On 26-07-08 17:10, Johannes Schindelin wrote:
Hi,
On Sat, 26 Jul 2008, Rene Herman wrote:
On 26-07-08 16:14, Johannes Schindelin wrote:
When the program 'git' is in the PATH, the argv[0] is set to the
basename. However, argv0_path needs the full path, so add a function
to discover the program by traversing the PATH manually.
While not having read the context for this, this ofcourse sounds like a huge
gaping race-condition. If applicable here (as said, did not read context) you
generally want to make sure that there's no window that a path could be
replaced -- while perhaps not here, that's often the kind of thing that
security attacks end up abusing.
Yeah, and that's why you would carefully time your attack just in between
the command invocation and the discovery of argv[0] in the PATH.
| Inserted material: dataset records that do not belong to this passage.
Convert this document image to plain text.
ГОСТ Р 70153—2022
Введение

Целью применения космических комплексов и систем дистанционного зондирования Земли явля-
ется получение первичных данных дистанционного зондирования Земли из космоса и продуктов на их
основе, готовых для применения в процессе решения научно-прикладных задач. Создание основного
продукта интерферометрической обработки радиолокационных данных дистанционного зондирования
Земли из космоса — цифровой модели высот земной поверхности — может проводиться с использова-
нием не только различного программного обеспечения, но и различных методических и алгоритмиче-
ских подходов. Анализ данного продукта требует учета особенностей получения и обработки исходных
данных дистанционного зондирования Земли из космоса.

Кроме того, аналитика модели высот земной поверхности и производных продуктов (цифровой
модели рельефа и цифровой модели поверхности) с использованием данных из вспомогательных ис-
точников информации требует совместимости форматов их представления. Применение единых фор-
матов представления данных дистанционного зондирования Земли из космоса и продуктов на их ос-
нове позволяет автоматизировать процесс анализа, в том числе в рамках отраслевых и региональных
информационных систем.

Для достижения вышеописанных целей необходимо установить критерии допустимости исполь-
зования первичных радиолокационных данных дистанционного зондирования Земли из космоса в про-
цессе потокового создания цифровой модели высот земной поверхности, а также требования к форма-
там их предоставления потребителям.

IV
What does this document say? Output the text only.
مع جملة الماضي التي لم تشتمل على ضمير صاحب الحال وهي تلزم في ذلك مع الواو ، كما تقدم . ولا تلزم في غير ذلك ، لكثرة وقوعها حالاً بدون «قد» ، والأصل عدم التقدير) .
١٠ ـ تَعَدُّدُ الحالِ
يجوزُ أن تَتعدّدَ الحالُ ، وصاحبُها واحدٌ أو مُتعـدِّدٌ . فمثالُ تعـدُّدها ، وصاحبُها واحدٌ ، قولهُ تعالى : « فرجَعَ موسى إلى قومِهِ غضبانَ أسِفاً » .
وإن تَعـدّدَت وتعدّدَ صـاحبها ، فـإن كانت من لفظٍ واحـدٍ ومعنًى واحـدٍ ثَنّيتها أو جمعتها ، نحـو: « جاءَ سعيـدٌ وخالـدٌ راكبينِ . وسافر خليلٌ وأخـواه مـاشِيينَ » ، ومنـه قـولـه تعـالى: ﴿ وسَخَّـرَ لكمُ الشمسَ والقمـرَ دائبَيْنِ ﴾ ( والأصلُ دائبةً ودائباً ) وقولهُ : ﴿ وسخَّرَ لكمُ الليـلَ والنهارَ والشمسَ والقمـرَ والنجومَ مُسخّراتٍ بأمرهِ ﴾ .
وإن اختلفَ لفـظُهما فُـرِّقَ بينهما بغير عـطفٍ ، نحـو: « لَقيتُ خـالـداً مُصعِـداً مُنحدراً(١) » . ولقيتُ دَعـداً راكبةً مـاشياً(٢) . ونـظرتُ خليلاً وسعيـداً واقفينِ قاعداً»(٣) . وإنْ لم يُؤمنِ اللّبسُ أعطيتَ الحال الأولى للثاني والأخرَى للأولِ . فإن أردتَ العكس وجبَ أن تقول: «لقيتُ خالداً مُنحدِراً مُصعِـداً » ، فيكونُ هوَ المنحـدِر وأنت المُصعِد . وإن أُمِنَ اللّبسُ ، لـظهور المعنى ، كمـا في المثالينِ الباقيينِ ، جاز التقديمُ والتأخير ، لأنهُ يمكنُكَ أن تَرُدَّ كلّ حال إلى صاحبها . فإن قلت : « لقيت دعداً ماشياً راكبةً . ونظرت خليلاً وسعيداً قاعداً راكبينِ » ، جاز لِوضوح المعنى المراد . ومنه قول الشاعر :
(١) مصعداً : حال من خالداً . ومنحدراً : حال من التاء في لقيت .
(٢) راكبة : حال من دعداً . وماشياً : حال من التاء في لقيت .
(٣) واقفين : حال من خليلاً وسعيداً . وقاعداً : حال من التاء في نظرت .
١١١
Rather than replacing the 'git' program with an infected version right
away.
Adding to the PATH is generally not disallowed by user level security.
Replacing the GIT binary generally is.
Sure maybe it's not much of a problem here; as said, I didn't read the
context and am not a GIT person. Just commented on a git-user list when
this was the next message on the list. Though a heads-up might still be
in order. If it wasn't useful -- so be it, but even making a command do
something different than a user expected can have serious implications,
for example in this case for the tree they are working on.
Rene.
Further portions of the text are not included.